Tanto aquí como en todos los demás países, cuando la economía marcha bien el gobierno de turno lo atribuye a los méritos de su propia gestión, pero si anda mal, insiste en que las causas deberían buscarse en los errores que en su opinión fueron cometidos por el anterior. Aunque al difundirse una sensación de prosperidad la ciudadanía propende a tomar en serio la versión oficial, de prolongarse una crisis pronto se cansa de quienes dicen que todo se debe a "la herencia". Desgraciadamente para el presidente Barack Obama, Estados Unidos no constituye una excepción a esta regla universal. Según las encuestas más recientes, son cada vez menos los norteamericanos que culpan al gobierno del ex presidente George W. Bush de los problemas gravísimos de la economía de su país y cada vez más los que se afirman convencidos de que la gran responsable de sus penurias es la administración de Obama, razón por la que su índice de popularidad ya ha caído por debajo del 50%. Que ello haya ocurrido puede considerarse injusto, pero también lo sería suponer que el desastre financiero se debió exclusivamente a la torpeza de los republicanos de Bush. La debacle fue en buena medida la consecuencia acaso inevitable de la burbuja inmobiliaria provocada por políticas sociales de apariencia generosa destinadas a asegurar que todos, incluyendo personas sin recursos económicos o cualquier posibilidad de conseguirlos, pudieran acceder a créditos suficientes como para permitirles comprar una vivienda. Por motivos evidentes, desde los años setenta ningún gobierno estadounidense ha querido arriesgarse tomando medidas para poner fin al torrente de crédito fácil que la mayoría de los norteamericanos terminó creyendo que era perfectamente normal, de ahí el endeudamiento fabuloso del Estado, de muchas empresas y de decenas de millones de personas.
Obama está bajo ataque tanto por los habituados a pensar sólo en el corto plazo que están criticándolo con acerbidad por no haber logrado impedir que la tasa de desempleo superara el 10% como por aquellos que se preocupan por el largo plazo. A juicio de éstos, la estrategia supuesta por inundar la economía de dinero mediante "paquetes de estímulo" gigantescos no podrá sino conducir a nuevos desastres en el futuro próximo. Dicen que, por ser el sobreendeudamiento la raíz del problema, es insensato tratar de resolverlo endeudándose todavía más. Quienes piensan así no se sienten del todo convencidos por el crecimiento macroeconómico que se ha registrado últimamente en Estados Unidos ni por la exuberancia de las bolsas de Wall Street y sus equivalentes en el resto del mundo, incluyendo la porteña, puesto que lo que está sucediendo les hace recordar los años de euforia generalizada que precedieron la implosión de Lehman Brothers y otras instituciones colosales que, conforme a muchos economistas, pusieron el sistema financiero internacional al borde de un derrumbe mucho más destructivo que el que efectivamente ocurrió.

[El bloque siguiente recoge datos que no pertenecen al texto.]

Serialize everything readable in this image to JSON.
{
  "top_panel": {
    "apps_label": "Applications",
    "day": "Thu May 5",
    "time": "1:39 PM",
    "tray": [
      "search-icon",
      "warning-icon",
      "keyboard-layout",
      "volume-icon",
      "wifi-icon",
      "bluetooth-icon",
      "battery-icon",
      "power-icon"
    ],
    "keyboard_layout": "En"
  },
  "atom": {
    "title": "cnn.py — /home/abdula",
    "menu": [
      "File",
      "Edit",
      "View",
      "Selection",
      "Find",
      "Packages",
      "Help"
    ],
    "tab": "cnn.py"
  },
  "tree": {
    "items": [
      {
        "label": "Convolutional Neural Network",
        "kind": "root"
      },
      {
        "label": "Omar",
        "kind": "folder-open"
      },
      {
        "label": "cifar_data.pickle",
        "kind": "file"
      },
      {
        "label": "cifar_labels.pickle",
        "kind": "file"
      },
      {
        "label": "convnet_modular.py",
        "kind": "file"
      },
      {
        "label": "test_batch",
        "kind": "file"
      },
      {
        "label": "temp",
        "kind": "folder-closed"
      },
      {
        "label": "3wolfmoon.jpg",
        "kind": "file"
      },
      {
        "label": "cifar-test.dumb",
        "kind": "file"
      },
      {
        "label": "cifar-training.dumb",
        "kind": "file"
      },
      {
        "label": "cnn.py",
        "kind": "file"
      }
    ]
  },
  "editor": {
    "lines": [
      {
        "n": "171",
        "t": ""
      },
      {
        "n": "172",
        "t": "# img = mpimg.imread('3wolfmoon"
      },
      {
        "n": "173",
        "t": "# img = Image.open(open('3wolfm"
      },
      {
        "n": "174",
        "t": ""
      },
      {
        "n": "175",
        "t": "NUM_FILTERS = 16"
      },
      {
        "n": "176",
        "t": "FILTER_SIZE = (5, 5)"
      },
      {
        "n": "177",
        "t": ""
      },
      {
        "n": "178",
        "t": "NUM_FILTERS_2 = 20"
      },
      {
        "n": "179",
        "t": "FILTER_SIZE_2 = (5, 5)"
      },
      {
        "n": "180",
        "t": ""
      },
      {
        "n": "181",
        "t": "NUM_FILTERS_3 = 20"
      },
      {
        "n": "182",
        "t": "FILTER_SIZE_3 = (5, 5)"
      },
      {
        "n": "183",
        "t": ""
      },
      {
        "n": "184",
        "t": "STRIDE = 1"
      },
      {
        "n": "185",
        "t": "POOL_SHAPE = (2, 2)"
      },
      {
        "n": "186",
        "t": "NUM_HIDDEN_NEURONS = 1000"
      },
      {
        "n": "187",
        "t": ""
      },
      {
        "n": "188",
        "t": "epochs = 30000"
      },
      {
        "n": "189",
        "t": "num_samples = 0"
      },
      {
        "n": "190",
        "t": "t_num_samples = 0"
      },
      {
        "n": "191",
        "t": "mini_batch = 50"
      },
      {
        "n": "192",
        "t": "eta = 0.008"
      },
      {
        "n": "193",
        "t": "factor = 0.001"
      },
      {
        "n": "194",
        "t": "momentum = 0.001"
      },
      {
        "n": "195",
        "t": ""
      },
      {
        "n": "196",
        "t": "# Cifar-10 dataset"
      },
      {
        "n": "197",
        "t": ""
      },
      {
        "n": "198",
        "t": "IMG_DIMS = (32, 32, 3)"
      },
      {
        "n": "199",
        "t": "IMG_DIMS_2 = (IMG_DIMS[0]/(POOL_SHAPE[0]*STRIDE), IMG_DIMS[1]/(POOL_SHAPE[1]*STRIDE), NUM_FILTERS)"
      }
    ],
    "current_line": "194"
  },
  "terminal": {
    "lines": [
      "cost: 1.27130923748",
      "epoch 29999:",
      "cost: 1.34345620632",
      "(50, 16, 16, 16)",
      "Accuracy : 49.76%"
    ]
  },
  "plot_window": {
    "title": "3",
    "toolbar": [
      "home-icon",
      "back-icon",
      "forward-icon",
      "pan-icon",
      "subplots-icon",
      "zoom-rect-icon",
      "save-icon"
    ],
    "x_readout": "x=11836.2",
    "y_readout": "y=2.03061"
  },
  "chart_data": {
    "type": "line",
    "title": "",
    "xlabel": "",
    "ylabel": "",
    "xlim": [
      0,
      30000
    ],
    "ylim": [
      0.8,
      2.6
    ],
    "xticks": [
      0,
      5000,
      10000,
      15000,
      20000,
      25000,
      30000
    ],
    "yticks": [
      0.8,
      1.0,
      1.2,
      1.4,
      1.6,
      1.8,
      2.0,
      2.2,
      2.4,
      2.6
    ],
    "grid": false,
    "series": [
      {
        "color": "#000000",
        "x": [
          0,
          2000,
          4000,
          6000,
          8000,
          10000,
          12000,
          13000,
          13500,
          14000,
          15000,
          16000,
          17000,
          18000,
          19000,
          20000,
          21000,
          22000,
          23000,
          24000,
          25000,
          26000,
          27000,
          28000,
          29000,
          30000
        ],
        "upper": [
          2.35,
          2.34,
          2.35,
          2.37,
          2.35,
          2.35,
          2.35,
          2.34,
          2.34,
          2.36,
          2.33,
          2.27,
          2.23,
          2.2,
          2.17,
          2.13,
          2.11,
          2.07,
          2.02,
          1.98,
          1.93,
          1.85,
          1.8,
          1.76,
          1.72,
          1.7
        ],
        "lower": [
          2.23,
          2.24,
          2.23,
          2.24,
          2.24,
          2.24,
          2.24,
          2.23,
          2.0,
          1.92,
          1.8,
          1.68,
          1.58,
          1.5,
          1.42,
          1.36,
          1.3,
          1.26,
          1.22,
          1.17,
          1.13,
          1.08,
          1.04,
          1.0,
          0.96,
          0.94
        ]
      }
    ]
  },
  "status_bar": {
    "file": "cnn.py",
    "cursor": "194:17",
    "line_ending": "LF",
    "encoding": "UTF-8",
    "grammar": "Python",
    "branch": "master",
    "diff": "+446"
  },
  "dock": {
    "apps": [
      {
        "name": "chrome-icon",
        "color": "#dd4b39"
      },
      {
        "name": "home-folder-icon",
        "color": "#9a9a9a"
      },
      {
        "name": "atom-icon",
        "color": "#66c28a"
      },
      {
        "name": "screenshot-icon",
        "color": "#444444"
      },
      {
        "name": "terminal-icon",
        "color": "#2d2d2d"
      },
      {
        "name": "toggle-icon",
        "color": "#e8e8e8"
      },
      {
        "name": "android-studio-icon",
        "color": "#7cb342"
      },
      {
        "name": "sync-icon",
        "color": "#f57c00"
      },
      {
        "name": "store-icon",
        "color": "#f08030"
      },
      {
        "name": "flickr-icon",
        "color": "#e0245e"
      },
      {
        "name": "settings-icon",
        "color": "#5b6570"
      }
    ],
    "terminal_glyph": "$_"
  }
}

Por desgracia, no es meramente teórico el debate que están celebrando por un lado los que creen que si los gobiernos más importantes siguen endeudándose más para apoyar a los bancos grandes y, a través de ellos, a otras actividades, la economía mundial podrá recuperarse para entonces disfrutar de un período prolongado de crecimiento sostenible y por el otro los persuadidos de que está inflándose una nueva burbuja aún más grande que la que se pinchó el año pasado. De estar en lo cierto los convencidos de que si bien las medidas que se han tomado han atenuado el impacto inmediato de la crisis, lo han hecho a un precio que resultará ser sumamente elevado, en especial para las nuevas generaciones que tendrán que encargarse de las deudas acumuladas por la actual. Aunque antes de estallar la crisis financiera del año pasado los norteamericanos se habían convertido en los consumidores más entusiastas y menos previsores del planeta, la cultura económica en su país no ha dejado de ser conservadora, motivo por el que tantos se sienten asustados por la voluntad de Obama y sus colaboradores de continuar aumentando un gasto público que ya le parece excesivo a la mayoría emprendiendo una reforma ambiciosa, y con toda seguridad muy costosa, del sistema nacional de salud.